By 2045, Nigeria will be more populous than the United States, but the entire country currently produces less than one percent as much electricity, said the article in the center’s monthly publication.

” A low-energy future—in which a youth bulge meets an underpowered economy that cannot create jobs—would be a security nightmare for both Nigeria and the United States.

” Nigeria needs a high-energy grid system to power its factories and cities and to sustain a growing economy.

The United States should partner with Nigeria to build such a system, the Center said, ” an energy partnership would diversify the funding for Nigeria’s power sector by combining U.S. resources with capital from institutional investors and development finance institutions.

” The United States and Nigeria should negotiate an energy compact defining the project’s priorities and establishing performance metrics. For instance, the compact could set a goal of 30 gigawatts of installed capacity by 2030, sketch a road map for how to get there, and a supply a specific set of benchmarks that both partners must meet.

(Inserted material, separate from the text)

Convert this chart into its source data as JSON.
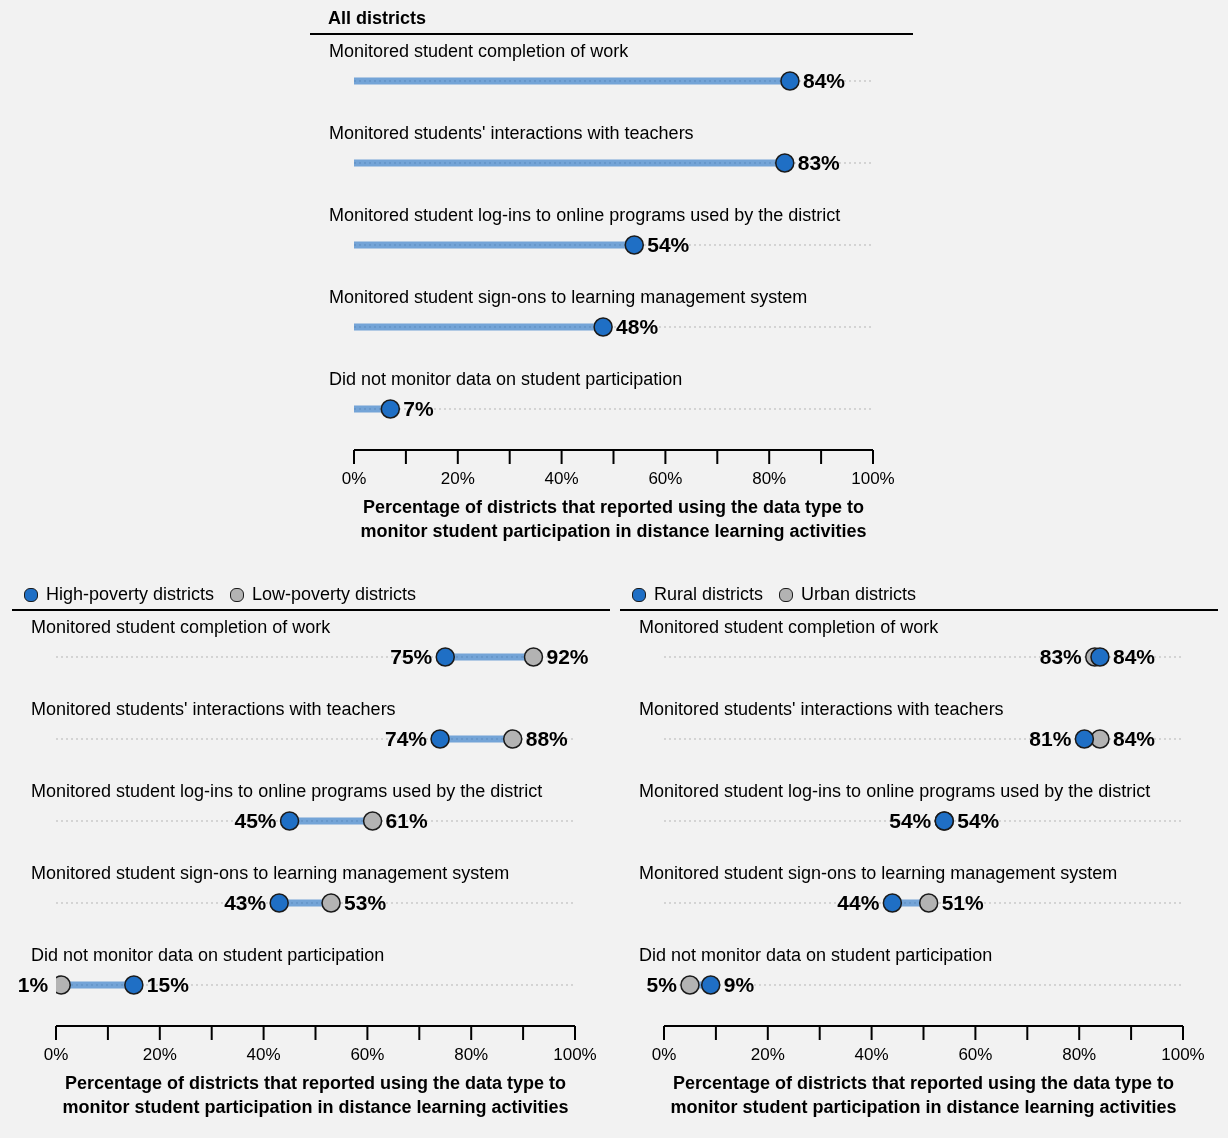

” If the United States works with Nigeria to help it build a reliable, modern power system, the country could become an economic engine for Africa. Instead of being a perennial trouble spot, Nigeria could become a stable and economically prosperous ally that works closely with the United States on a range of shared global threats. Although a successful energy sector is not a panacea for all of Nigeria’s problems, it would go a long way toward ensuring that millions of young Nigerians have the chance to contribute to an expanding economy in a country at peace with its neighbors and itself, said the Center.